PACS will deliver care that better supports people with longer-term complex medical conditions to improve their overall function, wellbeing and independence in the community.

“Key treatments delivered at home or in the community include medication administration and monitoring, catheter care, management of falls risk in the home, chronic disease support, and functional and home assessments,” Vicky said.

“We also provide nutrition support, swallowing assessments, personal care in the home, crisis intervention, carer support and short term acute wound management including stoma care.”

Patients can be referred to the service through a Metro North Health hospital, their GP, Virtual Emergency Department or Queensland Ambulance Service.

Fall provides a silver lining for John

John, who is 67, has had a long history of neurological conditions and has experienced poor balance, falls, double vision and short-term memory loss.

A recent admission to the Post Acute Care Service (PACS) occurred after a fall which involved a head strike and facial lacerations, and a transfer to the emergency department at The Prince Charles Hospital.

Wife Maree Najdek said sometimes you wondered why things happen in life.

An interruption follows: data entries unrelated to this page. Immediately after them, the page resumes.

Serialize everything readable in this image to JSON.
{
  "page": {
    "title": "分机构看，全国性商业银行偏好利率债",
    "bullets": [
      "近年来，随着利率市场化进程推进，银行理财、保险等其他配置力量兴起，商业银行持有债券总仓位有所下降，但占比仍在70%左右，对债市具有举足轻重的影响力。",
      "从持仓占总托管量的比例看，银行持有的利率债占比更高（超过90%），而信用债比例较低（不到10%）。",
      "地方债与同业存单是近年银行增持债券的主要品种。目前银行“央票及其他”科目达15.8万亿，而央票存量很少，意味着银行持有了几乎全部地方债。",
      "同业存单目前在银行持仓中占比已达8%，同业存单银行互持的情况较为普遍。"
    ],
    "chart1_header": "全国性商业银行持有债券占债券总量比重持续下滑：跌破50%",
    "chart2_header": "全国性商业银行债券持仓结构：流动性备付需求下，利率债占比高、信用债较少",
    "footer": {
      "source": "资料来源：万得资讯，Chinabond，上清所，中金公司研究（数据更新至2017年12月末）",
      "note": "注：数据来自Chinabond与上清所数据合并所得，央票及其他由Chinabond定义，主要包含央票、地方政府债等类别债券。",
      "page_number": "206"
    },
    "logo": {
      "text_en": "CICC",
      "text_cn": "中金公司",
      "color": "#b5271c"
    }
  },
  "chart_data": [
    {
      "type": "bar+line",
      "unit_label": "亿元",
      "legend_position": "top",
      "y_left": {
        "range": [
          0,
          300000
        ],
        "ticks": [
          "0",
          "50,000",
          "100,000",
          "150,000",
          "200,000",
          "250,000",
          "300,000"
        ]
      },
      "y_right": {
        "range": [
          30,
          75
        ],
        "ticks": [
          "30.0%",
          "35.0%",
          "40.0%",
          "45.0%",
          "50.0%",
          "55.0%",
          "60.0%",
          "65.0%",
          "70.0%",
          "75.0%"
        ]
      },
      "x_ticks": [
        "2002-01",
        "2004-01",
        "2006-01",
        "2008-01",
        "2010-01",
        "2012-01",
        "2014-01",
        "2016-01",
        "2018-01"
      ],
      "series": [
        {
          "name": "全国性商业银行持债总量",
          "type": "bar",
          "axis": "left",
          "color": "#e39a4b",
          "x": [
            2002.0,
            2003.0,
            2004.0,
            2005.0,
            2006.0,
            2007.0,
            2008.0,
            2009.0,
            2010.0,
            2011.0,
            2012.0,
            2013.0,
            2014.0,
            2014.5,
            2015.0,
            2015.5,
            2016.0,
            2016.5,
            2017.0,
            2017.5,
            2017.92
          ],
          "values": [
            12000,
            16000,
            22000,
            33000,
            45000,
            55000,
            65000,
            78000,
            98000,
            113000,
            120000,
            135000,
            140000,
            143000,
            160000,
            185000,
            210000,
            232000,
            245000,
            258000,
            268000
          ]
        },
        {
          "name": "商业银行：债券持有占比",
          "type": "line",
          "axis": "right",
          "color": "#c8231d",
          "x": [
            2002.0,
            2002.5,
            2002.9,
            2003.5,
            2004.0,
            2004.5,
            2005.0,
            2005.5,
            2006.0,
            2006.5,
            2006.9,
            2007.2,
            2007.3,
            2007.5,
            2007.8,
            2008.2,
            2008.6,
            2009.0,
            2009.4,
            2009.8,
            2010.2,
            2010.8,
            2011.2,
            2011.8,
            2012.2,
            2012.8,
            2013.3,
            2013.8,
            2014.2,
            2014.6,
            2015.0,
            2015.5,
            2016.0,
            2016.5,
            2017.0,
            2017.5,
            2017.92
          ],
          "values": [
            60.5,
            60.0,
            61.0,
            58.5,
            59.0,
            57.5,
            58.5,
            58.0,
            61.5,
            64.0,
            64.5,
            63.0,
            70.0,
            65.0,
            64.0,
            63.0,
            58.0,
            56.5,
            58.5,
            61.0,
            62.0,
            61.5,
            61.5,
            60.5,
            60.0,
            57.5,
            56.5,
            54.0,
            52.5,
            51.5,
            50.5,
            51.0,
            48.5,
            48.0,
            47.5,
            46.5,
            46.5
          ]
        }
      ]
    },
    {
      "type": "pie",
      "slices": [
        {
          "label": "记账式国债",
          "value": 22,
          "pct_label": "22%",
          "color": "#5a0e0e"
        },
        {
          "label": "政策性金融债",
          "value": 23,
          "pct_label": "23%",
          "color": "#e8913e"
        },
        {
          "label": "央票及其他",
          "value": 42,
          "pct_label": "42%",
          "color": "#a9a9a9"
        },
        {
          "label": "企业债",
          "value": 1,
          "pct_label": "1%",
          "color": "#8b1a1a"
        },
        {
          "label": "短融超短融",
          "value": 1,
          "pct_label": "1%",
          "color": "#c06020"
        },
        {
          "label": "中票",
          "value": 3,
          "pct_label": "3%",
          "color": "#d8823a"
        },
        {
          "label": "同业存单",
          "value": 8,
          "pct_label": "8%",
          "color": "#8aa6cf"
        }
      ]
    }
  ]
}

You can say that someone having a fall is a bad thing.

“John’s fall actually led to us meeting lots of lovely people from PACS and lots of good support being put in place,” she said. “Sometimes things happen for a reason.”

Following discharge, John was referred to Enhanced PACS, and received physiotherapy, social work, pharmacy and geriatrician reviews which led to balance and falls prevention therapies and additional support service options.

Telehealth was used for the geriatrician consultation and after some recommended changes to his medications ongoing support was handed back to John’s General Practitioner.

As a result of the Enhanced PACS interventions John is now attending weekly day therapy for balance improvement. He is now attending day respite twice a week while his wife Maree attends work.

An Aged Care Assessment was conducted and John now has approvals for residential and respite options.

Photo of the Post Acute Care Service team

The Post Acute Care Service team (l to r): Jorge Ayala, Leona Maguire, Mary-Anne Bendell, Amanda Cowan, Kathy Radnoty, Alan Fisher, Shelley Theodore, Keren Harvey, Donna Ferguson.